AI has reached a point where it understands language well enough to turn it into concepts and charts, and that’s super cool, so we’re going to take advantage of that.
The AI models and algorithms are somewhat of a commodity, in that they spread very quickly once they’re created. Who benefits from this? It’s the people who have the data at the end of the day. They can take those now-commoditised AI algorithms and apply them to their data. This is particularly interesting for us because we have a unique data set, a first-party behavioural data set. Each of our customers is tracking the valuable actions that people are taking in their product.
That’s why product analytics is such a big deal; that data tells you everything about your business.
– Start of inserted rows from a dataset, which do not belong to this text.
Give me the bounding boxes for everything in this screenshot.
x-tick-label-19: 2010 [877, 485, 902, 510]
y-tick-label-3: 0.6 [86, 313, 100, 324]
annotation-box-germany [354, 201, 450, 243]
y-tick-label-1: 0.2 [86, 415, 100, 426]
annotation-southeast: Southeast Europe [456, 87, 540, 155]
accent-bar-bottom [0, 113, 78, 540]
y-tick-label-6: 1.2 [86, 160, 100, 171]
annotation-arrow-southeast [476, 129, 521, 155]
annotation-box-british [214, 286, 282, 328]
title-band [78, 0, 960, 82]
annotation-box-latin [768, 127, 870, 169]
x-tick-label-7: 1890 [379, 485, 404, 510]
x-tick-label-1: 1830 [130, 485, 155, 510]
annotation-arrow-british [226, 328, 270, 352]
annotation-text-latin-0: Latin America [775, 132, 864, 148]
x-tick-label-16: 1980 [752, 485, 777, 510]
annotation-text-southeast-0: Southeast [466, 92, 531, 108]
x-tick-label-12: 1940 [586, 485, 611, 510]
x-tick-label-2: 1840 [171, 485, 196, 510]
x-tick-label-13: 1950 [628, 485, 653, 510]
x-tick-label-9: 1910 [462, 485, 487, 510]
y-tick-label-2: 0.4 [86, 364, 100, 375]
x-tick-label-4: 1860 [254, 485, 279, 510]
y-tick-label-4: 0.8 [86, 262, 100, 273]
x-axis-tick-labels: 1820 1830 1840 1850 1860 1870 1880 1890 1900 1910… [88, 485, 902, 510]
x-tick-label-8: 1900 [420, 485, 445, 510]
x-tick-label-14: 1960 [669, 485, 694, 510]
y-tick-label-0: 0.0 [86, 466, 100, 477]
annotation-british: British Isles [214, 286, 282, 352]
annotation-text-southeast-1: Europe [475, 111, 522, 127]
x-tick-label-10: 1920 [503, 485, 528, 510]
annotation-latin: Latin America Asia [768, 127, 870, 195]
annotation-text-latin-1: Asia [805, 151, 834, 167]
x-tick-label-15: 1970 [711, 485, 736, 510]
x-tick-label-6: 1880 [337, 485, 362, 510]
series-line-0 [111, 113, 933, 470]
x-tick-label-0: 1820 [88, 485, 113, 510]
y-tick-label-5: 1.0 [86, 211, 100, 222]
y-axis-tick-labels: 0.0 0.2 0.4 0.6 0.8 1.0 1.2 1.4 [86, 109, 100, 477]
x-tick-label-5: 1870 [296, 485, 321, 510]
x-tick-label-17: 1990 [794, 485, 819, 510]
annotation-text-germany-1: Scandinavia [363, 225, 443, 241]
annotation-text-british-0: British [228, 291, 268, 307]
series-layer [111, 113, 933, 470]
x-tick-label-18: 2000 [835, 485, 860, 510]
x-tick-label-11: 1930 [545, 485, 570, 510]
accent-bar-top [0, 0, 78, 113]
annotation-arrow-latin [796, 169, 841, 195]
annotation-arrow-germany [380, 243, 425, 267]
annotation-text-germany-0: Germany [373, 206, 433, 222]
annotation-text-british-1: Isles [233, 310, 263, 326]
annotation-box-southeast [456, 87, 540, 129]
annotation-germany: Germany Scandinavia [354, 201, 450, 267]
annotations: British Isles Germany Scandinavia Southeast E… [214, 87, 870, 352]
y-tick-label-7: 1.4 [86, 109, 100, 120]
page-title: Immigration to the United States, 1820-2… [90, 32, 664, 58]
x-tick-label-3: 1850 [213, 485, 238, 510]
There’s very little behavioural data out there in the world. The internet is full of text, but it doesn’t have many behavioural data sets, as it’s a personal thing for companies. Facebook, for example, doesn’t publish their behavioural data because they use it to generate revenue. We have that data for several customers, and they rely on us to develop AI techniques and apply what OpenAI has proven with ChatGPT, for instance, to behavioural data. This allows them to gain insights with much less effort.
For our use case, AI is undoubtedly valuable. The data will be the foundational differentiator of why Amplitude will become even more valuable than before, given the rise of AI.
Part of our goal is to make all products better. We want to create a shared set of techniques to help all products improve. That’s our vision. We don’t think of that as a walled garden, but we’re also not going to open source all of our code.